Читать книгу: «Vermisst», страница 4

Шрифт:

12

Das Mittagessen bestand aus Bergen von Bohnen, Reis, Enchiladas, Tortillas, Salat und anderem und wurde an dem langen Holztisch in der großen Küche serviert. Bernardo saß an einem Ende, Jack am anderen. Reina flatterte um sie herum, sorgte dafür, dass alle Teller voll waren und voll blieben und alle genug zu trinken hatten. Sie kam erst zur Ruhe, als Jack darauf bestand, dass sie sich hinsetzte und mit ihnen gemeinsam aß.

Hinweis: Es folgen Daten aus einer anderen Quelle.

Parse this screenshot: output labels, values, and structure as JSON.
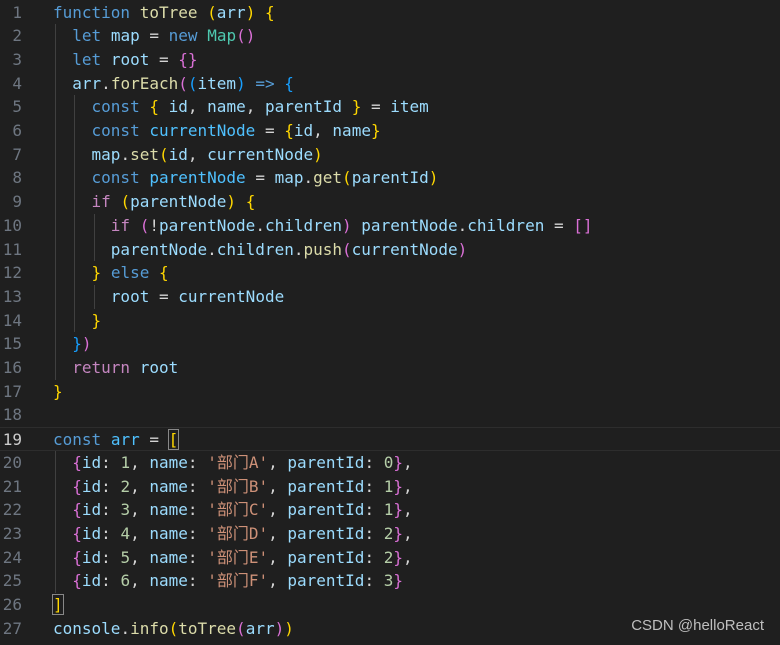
{
  "editor": {
    "language": "javascript",
    "current_line": 19,
    "lines": [
      {
        "n": 1,
        "text": "function toTree (arr) {"
      },
      {
        "n": 2,
        "text": "  let map = new Map()"
      },
      {
        "n": 3,
        "text": "  let root = {}"
      },
      {
        "n": 4,
        "text": "  arr.forEach((item) => {"
      },
      {
        "n": 5,
        "text": "    const { id, name, parentId } = item"
      },
      {
        "n": 6,
        "text": "    const currentNode = {id, name}"
      },
      {
        "n": 7,
        "text": "    map.set(id, currentNode)"
      },
      {
        "n": 8,
        "text": "    const parentNode = map.get(parentId)"
      },
      {
        "n": 9,
        "text": "    if (parentNode) {"
      },
      {
        "n": 10,
        "text": "      if (!parentNode.children) parentNode.children = []"
      },
      {
        "n": 11,
        "text": "      parentNode.children.push(currentNode)"
      },
      {
        "n": 12,
        "text": "    } else {"
      },
      {
        "n": 13,
        "text": "      root = currentNode"
      },
      {
        "n": 14,
        "text": "    }"
      },
      {
        "n": 15,
        "text": "  })"
      },
      {
        "n": 16,
        "text": "  return root"
      },
      {
        "n": 17,
        "text": "}"
      },
      {
        "n": 18,
        "text": ""
      },
      {
        "n": 19,
        "text": "const arr = ["
      },
      {
        "n": 20,
        "text": "  {id: 1, name: '部门A', parentId: 0},"
      },
      {
        "n": 21,
        "text": "  {id: 2, name: '部门B', parentId: 1},"
      },
      {
        "n": 22,
        "text": "  {id: 3, name: '部门C', parentId: 1},"
      },
      {
        "n": 23,
        "text": "  {id: 4, name: '部门D', parentId: 2},"
      },
      {
        "n": 24,
        "text": "  {id: 5, name: '部门E', parentId: 2},"
      },
      {
        "n": 25,
        "text": "  {id: 6, name: '部门F', parentId: 3}"
      },
      {
        "n": 26,
        "text": "]"
      },
      {
        "n": 27,
        "text": "console.info(toTree(arr))"
      }
    ]
  },
  "watermark": "CSDN @helloReact",
  "colors": {
    "background": "#1f1f1f",
    "line_number": "#6e7681",
    "keyword": "#569cd6",
    "control": "#c586c0",
    "function": "#dcdcaa",
    "variable": "#9cdcfe",
    "constant": "#4fc1ff",
    "class": "#4ec9b0",
    "string": "#ce9178",
    "number": "#b5cea8",
    "bracket_1": "#ffd700",
    "bracket_2": "#da70d6",
    "bracket_3": "#179fff"
  }
}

Bernardo war Vilmas Bruder. Zwar sah er ganz anders aus als sie, aber in seinen Kindern erkannte Jack die Familienähnlichkeit. Patricia war Vilma so ähnlich, dass sie und Marina Schwestern hätten sein können. Lidia und Bernardino hatten die gleichen Augen. Leandra hatte Pausbacken und Babyspeck. Wenn Jack sie ansah, wandte sie immer schüchtern den Kopf ab.

Sie aßen, bis sie nicht mehr konnten. Auch dann häufte Reina ihnen noch Essen auf die Teller, bis Marina schließlich um Gnade flehte und anbot, beim Abräumen zu helfen. Lidia und Leandra zogen sich in Leandras Zimmer zurück, und Bernardino verschwand wieder vor dem Fernseher. Die Sonne war weitergezogen, der Vorhof lag jetzt fast gänzlich im Schatten. Bernardo holte Bier und ging mit Jack nach draußen.

Er hatte vier Flaschen mitgebracht. Jack nahm eine. »Das ist mein letztes«, sagte er.

»Está bien. Ich trinke den Rest.«

Jack trank, Bernardo trank, die Stille zwischen ihnen vertiefte sich. Ein Truck fuhr knirschend auf der anderen Seite der Mauer vorbei, versank in einem Schlagloch, die Stoßdämpfer jaulten auf.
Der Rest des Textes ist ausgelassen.